BBVA and Sabadell had ups and downs since they began negotiating their merger a year ago. On November 16, hours after the bank chaired by Carlos Torres announced that it had sold its US subsidiary for 9,700 million, it had to face the leaks and acknowledge that it was negotiating with Sabadell.

This situation has created a deep malaise in BBVA and has stressed the negotiations. Now the debate is on the price, excessively low for the aspirations of Sabadell, which claims to be able to continue alone.

In the middle of yesterday afternoon, the newspaper El Economista published on its website that the negotiations of the merger between BBVA and Sabadell were on the verge of a final break. At BBVA and Sabadell they declined to comment on the matter.

The reaction on the Stock Exchange for Sabadell was immediate once the Reuters agency reported on the newspaper’s information: between 5:05 p.m. and 5:15 p.m., the Sabadell price lost 9.5% of its value.

Later it recovered in part, and ended the session with a fall of 5.4%, taking the blow of the possible breakdown of the marriage. This has been the market warning for the entity chaired by Josep Oliu, which has reached a 32% revaluation since it was announced that both banks were beginning the due diligence or period of internal analysis of the balance sheets.

According to sources from the operation, the negotiation is going through delicate moments due to the mistrust created by the continuous leaks, which particularly irritate BBVA.

Sabadell perceives that this situation is leading the buyer to adjust the price more than the managers are willing to admit.

According to different sources, the Basque bank’s offer presents a valuation with a premium (the extra price paid on the average price) that is very low and not admissible. In the Catalan entity they are convinced that the bank has its own project and can continue alone.

Sabadell demands a price that represents a real contribution to shareholders and that compensates for the sacrifice of the disappearance of the entity.

This point is related to the way in which it will be paid. If it were in cash, the possibility of joining Oliu or another Sabadell director on the BBVA bodies would not be offered.

However, if there is an exchange of shares, an offer could be made to the president of Sabadell; some sources claim that he requires a vice-presidency or co-presidency, while others believe that he will only be offered to be a counselor.

In any case, the European Central Bank (ECB) has not presented this condition as a requirement of the merger, contrary to what is pointed out by some media.

What no one doubts is that if the break came, it would be very bad news for supervisors, both the Bank of Spain and the ECB, since the stock market penalty for Sabadell would leave it in a weak situation. Even, points out a bank manager, a situation of “distrust” would spread in the sector because some could doubt the financial health of Sabadell and other entities.

In the event of a failure, the two banks should present to supervisors the reasons why an agreement was impossible. It would be bad news and they will probably maneuver so that it doesn’t happen. At stake is the creation of the fifth European bank and the second in Spain, an objective pursued by supervisors, although they will be able to do nothing if executives break the deck.

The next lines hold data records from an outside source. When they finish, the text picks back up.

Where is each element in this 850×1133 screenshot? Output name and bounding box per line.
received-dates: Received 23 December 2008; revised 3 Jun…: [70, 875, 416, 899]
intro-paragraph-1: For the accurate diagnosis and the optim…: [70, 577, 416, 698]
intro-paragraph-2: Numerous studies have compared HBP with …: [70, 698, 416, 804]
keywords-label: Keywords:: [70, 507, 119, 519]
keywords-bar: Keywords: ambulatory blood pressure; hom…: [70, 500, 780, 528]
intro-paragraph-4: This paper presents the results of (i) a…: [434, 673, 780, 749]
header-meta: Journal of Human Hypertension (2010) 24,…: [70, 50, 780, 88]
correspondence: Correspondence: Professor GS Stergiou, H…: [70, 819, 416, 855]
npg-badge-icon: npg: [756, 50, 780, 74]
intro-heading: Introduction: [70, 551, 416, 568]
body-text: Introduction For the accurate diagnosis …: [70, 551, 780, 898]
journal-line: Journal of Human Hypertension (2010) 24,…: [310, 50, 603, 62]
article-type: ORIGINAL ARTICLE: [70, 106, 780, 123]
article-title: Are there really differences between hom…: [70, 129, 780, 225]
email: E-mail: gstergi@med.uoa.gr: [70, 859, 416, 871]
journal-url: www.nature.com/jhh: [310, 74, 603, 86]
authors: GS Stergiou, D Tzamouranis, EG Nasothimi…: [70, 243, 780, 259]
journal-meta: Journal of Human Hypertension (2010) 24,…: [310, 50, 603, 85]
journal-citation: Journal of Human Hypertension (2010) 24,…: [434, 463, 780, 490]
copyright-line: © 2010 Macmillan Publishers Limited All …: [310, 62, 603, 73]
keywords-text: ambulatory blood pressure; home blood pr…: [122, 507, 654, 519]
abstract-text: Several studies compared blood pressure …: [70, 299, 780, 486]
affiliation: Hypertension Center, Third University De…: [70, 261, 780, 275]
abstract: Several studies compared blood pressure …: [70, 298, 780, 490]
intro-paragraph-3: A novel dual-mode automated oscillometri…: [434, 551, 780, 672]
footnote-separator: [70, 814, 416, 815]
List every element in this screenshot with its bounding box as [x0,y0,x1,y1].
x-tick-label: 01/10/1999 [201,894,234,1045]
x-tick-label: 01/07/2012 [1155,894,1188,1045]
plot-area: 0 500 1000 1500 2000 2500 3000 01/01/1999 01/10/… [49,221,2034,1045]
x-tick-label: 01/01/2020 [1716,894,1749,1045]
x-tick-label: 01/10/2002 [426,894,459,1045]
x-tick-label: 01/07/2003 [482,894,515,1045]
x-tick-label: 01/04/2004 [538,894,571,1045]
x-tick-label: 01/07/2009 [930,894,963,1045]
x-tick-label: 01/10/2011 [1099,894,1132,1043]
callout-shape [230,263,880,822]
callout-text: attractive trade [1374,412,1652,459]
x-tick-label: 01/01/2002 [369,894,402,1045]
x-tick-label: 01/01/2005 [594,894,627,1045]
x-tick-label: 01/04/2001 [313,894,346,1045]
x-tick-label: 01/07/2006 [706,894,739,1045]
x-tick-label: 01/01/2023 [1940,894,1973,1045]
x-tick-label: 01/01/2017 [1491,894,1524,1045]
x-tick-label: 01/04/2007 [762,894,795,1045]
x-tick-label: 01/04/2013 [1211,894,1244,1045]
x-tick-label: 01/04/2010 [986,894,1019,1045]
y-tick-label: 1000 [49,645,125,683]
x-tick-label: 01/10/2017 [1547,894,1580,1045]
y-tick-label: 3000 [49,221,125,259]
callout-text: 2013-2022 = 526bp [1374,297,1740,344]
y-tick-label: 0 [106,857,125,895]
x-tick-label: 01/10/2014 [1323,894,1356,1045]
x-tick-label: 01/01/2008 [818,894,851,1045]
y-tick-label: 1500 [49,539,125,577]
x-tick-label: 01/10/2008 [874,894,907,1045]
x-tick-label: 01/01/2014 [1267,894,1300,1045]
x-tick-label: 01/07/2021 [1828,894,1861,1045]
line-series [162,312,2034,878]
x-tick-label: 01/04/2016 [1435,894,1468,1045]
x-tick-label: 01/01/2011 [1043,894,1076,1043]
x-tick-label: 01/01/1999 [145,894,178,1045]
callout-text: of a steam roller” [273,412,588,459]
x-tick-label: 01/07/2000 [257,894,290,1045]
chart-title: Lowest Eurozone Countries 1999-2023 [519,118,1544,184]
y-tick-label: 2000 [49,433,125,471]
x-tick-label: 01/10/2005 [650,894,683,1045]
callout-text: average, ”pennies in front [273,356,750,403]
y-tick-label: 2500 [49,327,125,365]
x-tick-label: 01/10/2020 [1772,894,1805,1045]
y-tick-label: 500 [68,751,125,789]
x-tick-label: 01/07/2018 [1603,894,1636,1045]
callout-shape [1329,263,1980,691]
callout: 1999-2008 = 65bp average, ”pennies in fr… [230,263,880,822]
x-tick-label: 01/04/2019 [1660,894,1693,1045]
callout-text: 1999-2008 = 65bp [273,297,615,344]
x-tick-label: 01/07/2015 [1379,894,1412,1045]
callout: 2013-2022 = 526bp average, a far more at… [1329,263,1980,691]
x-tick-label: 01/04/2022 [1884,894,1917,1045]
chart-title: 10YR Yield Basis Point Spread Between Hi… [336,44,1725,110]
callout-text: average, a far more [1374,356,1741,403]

According to analysts consulted, BBVA would pay Sabadell shareholders less if it admits directors of the Catalan entity than if it does not. Financial sources comment that Torres will not give entry to the rival executive due to the uncertainty that exists over the BBVA-Villarejo case .

If Torres were to be imputed by the National Court and had to give up the presidency, it could end up in the hands of Oliu. Time is running in favor of the strongest, BBVA, but everything is still up in the air.